I think every runner has felt it to some degree.
It ranges from the physical fear that grabs at the throat every time I choose my start position at a 5K race to the 16 weeks of psychological terror that punctuated the phrase, "I just signed up for my first marathon....what if (fill in the blank, there are a lot of blanks to choose from here) ."
In general though, I don't suffer from those forms of fear any more. Well, maybe a little, but at least the 5K fear is fleeting. Now that I have four marathons under my feet, the first time marathon fear has been replaced by something stronger. This new fear is potent.
I first tasted it after the Richmond Marathon '11, and it burned a hot path as it traveled to the pit of my stomach. I quickly learned that too much at once can render me senseless, and the hangover the next day is nothing to joke about.
It's not really fear of failure, because I don't wonder if I can finish. I don't question if I can get through the race... I know I can. I know that experience has taught me that I can get my sorry a** across the finish line of a marathon with a flu-like virus. If there was an opportunity for "traditional failure" it was there, right?
No, failure isn't the fear.
I am far more afraid of sucking.
I have F.O.S... aka, fear of sucking.
|"Try not to suck"|
(a sign on the RVA Marathon course)
After sucking at the Richmond Marathon... I thought... well for a few minutes there, I thought I might not be a runner. Shut the front door.
Nina Rosenstand, an ethicist I'd never heard of until Ethics a few semesters ago, said, "Courage is not the absence of fear, rather it is the appropriate response to fear."
I think the news here is that I get to say I'm either courageous ... or stupid. You see, I suffered from bone jarring fear in the four weeks between the two marathons. I felt it on every run, whether it was four miles or fourteen.
This was fear that made me nauseous. Fear that stopped me mid sentence. Fear that I could not ignore and yet I pretended did not exist.
This was the kind of fear I feared acknowledging.
In a lot of respects I live with the idea that if you acknowledge something, it can take the power away. Like, admitting to a boy you have a crush on him is sometimes the easiest way to "get over him", or starting a public speaking engagement with, "Wow, this is a really intense crowd, I'm a little nervous" can pop the cork and release the tension of the moment.
Sometimes though, "speaking evil makes it stronger". I mean seriously, if you learned NOTHING from Harry Potter, surely you learned this.
My main fear going into RBm was centered around the idea that if I failed, I had no one to blame but myself. At RVA I had a virus that knocked me down for days. At RBm, if I sucked, it was all on me.
me, and no one else.
I would have to claim responsibility for my OWN sucking if I sucked.
Of course, that thought is a bad one. Then the pressure the fear grows to another level... and includes embarrassment. People will know I just plain old suck at this... And won't they wonder why in the world I'm doing this if I suck so badly?

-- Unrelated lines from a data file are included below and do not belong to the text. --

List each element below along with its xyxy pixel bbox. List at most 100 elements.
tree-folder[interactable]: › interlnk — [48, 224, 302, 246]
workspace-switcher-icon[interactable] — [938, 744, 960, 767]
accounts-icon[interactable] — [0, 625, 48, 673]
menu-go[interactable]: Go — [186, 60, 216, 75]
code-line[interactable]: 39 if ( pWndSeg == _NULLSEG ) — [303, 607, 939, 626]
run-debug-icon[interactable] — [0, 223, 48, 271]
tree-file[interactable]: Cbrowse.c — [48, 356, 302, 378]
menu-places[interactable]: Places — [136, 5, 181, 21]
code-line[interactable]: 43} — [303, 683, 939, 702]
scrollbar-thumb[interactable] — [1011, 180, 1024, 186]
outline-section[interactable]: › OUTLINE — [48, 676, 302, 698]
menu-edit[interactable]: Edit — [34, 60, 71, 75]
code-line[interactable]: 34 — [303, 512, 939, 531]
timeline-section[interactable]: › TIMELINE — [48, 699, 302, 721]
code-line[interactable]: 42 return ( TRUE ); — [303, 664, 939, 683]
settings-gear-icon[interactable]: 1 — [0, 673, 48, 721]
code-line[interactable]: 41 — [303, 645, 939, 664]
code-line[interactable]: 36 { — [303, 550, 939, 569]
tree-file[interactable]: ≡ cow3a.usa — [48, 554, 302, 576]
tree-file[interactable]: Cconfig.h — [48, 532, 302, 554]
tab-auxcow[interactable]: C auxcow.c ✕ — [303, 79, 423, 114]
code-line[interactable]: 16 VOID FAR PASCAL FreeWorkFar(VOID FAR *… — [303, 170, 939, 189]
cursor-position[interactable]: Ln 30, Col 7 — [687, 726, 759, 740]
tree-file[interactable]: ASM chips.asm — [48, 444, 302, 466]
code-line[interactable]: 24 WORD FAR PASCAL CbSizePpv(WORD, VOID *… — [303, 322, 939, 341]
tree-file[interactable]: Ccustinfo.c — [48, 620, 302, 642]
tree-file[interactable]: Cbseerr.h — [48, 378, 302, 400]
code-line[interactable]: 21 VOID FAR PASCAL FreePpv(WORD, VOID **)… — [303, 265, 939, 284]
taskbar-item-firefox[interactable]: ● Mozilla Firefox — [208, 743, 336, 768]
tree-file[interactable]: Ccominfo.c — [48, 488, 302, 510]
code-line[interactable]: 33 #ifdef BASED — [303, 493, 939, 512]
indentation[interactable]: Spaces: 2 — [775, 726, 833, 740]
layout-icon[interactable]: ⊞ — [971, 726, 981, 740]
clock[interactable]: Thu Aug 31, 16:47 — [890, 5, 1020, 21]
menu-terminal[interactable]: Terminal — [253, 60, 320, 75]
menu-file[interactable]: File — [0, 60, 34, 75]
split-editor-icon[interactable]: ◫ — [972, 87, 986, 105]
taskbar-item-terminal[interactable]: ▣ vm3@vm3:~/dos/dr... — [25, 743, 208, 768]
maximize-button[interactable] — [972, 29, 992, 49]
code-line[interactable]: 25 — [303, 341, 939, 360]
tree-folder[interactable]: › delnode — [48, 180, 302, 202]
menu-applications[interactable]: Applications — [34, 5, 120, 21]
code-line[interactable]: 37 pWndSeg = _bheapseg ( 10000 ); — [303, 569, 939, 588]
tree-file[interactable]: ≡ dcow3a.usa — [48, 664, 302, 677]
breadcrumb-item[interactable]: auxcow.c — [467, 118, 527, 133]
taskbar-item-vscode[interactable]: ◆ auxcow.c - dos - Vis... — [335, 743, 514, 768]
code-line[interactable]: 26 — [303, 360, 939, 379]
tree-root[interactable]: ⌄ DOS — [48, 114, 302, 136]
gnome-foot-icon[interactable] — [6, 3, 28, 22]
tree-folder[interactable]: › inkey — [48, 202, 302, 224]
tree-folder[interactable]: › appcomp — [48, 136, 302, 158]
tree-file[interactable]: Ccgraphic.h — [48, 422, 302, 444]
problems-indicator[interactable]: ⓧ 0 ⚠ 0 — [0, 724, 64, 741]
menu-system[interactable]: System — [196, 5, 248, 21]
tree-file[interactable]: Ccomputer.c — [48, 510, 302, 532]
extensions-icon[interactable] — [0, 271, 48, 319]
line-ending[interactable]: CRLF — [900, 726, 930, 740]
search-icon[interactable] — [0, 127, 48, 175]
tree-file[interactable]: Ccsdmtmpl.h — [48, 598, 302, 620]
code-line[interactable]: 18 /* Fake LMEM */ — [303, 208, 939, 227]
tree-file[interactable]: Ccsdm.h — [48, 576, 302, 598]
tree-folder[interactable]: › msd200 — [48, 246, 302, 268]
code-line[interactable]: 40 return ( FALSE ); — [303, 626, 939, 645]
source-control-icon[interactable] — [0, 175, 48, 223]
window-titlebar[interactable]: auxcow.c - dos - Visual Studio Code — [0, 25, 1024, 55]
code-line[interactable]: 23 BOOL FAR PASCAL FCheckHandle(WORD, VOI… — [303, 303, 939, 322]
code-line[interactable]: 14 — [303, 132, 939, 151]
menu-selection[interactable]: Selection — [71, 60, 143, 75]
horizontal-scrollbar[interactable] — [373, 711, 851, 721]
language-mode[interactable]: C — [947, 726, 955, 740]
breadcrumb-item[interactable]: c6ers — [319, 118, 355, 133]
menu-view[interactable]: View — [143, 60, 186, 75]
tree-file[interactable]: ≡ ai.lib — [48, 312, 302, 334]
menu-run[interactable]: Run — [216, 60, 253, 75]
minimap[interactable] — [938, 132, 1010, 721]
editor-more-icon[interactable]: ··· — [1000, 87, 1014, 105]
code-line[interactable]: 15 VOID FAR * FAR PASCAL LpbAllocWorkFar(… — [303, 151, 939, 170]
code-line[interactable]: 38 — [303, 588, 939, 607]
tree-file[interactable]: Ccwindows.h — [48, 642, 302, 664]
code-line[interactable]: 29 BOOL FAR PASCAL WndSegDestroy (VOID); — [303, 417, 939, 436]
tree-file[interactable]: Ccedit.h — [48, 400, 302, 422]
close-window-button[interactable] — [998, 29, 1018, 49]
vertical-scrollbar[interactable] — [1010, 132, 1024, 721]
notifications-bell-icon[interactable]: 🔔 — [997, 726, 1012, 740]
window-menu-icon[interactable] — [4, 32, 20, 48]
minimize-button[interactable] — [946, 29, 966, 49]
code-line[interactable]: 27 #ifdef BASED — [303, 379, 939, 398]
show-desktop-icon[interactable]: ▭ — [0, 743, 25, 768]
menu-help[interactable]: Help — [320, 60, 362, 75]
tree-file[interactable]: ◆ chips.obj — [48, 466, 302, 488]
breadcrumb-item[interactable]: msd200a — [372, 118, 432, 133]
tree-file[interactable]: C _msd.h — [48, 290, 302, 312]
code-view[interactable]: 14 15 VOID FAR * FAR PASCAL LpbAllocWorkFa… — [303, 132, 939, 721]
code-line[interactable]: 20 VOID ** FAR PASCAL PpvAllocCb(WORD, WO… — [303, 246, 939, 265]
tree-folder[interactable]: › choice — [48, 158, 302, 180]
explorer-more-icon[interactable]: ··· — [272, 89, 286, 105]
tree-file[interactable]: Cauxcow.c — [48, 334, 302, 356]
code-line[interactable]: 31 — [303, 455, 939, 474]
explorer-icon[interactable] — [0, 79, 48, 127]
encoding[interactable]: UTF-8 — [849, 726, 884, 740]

Moreover, if I suck, how could I possibly find the courage to try again? 26.2 miles isn't easy. It hurts a lot, and it's more of a mind f*#k that you could possibly know. Why does someone who sucks put themselves through this? There are plenty of other things I could be doing with my time...
...shuffle board anyone?
I did not suck at Rehoboth Beach Marathon. I wasn't epic, but I didn't suck. I was happy with my plan, and I executed it the way I envisioned. Within reason. ~shower~
I wish I could say that the Fear of Sucking was completely extinguished by my success in Rehoboth Beach DE. That it was left behind on the beautiful tree lined path, or had blown away in the gusts that whistled through Henlopen State Park.
I can't though. It's still there.
However, today the appropriate response to that fear is to look ahead with confidence. To keep training, and to set goals that skirt the edge of my abilities.
Because if there's one thing I am, it's courageous.